Abstract

 
 
 
 “I have an adult patient with new-onset unilateral sensorineural hearing loss. I would like to rule out a vestibular schwannoma by performing an MRI exam. However, the patient has a kidney problem that prevents him from receiving contrast material. Can I still diagnose a vestibular schwannoma using a non-contrast imaging study?”
 
 
 
 
 The answer to this question is ... YES! At the current time, gadolinium-enhanced T1-weighted magnetic resonance imaging (MRI) is considered the gold standard for the diagnosis of vestibular schwannomas.1 However, the use of gadolinium-based contrast material may be contraindicated in patients with impaired renal function, in those who have had an allergic reaction to such contrast material, and in patients who are or may be pregnant.
 
 
 
 
 High-resolution T2-weighted MR sequences as a means of visualizing the fluid-filled inner ear and the 7th and 8th cranial nerves in the internal auditory canal and cerebellopontine angle cistern was described in the early 1990’s.2 These steady-state imaging sequences currently include various manufacturer-specific sequences such as CISS (Constructive Interference into Steady State, Siemens), FIESTA-C (Fast Imaging Employing Steady-state Acquisition Cycled Phases, GE), DRIVE (Driven Equilibrium Radiofrequency Reset Pulse, Philips), bFFE (Balanced Fast Field Echo, Philips) and SPACE (Sampling Perfection with Application optimized Contrasts using different flip angle Evolutions, Siemens).3 The submillimeter-resolution images from these sequences can be manipulated on computer-based DICOM imaging software to provide reformatted images in non-orthogonal planes that allow visualization of the entire 8th cranial nerve, from the brainstem to the fundus of the internal auditory canal.
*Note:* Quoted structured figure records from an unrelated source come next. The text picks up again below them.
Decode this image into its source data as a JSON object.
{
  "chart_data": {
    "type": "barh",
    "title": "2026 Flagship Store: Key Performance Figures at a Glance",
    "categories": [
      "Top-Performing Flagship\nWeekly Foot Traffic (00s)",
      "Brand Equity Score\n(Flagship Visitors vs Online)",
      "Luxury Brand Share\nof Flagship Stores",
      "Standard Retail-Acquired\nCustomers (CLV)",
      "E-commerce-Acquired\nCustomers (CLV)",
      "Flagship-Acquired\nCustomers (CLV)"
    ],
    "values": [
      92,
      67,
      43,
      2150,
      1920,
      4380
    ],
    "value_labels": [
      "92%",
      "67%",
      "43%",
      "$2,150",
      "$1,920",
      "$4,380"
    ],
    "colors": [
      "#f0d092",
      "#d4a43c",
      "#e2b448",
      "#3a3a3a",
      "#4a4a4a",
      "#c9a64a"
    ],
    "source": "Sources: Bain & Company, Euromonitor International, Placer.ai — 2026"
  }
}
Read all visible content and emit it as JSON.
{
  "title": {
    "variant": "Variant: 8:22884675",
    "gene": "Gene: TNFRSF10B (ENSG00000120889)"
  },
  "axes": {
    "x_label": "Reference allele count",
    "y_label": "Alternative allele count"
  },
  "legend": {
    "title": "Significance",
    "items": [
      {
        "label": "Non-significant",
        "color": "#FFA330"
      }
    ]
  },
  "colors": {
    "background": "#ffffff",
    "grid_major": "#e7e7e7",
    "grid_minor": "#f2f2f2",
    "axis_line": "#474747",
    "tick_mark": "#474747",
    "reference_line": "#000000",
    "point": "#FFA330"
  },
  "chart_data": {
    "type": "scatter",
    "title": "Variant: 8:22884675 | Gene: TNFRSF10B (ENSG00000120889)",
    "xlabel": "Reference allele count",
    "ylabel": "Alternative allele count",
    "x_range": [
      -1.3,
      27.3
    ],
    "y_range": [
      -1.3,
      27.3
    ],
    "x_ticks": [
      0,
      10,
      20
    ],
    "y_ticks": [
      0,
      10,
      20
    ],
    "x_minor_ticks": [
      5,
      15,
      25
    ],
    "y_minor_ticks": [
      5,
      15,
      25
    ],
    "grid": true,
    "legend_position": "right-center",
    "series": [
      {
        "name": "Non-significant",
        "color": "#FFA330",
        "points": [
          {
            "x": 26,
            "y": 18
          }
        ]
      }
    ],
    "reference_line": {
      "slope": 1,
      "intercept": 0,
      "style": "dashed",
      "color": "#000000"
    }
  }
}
In these sequences, cerebrospinal fluid (CSF) displays a high signal intensity that provides an excellent contrasting background to the inherent low signal intensity of the 7th and 8th cranial nerves. (Figure 1)
 
 
 
 
 Similar to the nerves, a vestibular schwannoma will appear as a low-intensity (dark) filling defect that may be nodular, oblong, or ice cream cone-shaped, and located in the internal auditory canal and/or the cerebellopontine angle cistern immediately adjacent to it. (Figure 2)
 
 
 
 
 In evaluating a patient for the presence of a vestibular schwannoma, the current medical literature indicates that high-resolution T2- weighted imaging sequences have a high sensitivity and specificity compared to gadolinium-enhanced T1-weighted imaging. However, T2-weighted imaging alone may not detect inflammatory, infectious or malignant conditions that may also present with sensorineural hearing loss.1 As such, a gadolinium-enhanced T1-weighted sequence will be needed when such conditions are suspected.
 
 
 
 
 Finally, local experience with institutions that perform imaging of the internal auditory canal and cerebellopontine angle shows that not all centers routinely perform the high-resolution T2-weighted imaging sequences. Therefore, it would be prudent to specifically indicate the need for “a T2-weighted imaging sequence with submillimeter- resolution, such as the CISS or FIESTA-C sequence” in the imaging request, in order to ensure the performance of the appropriate imaging strategy.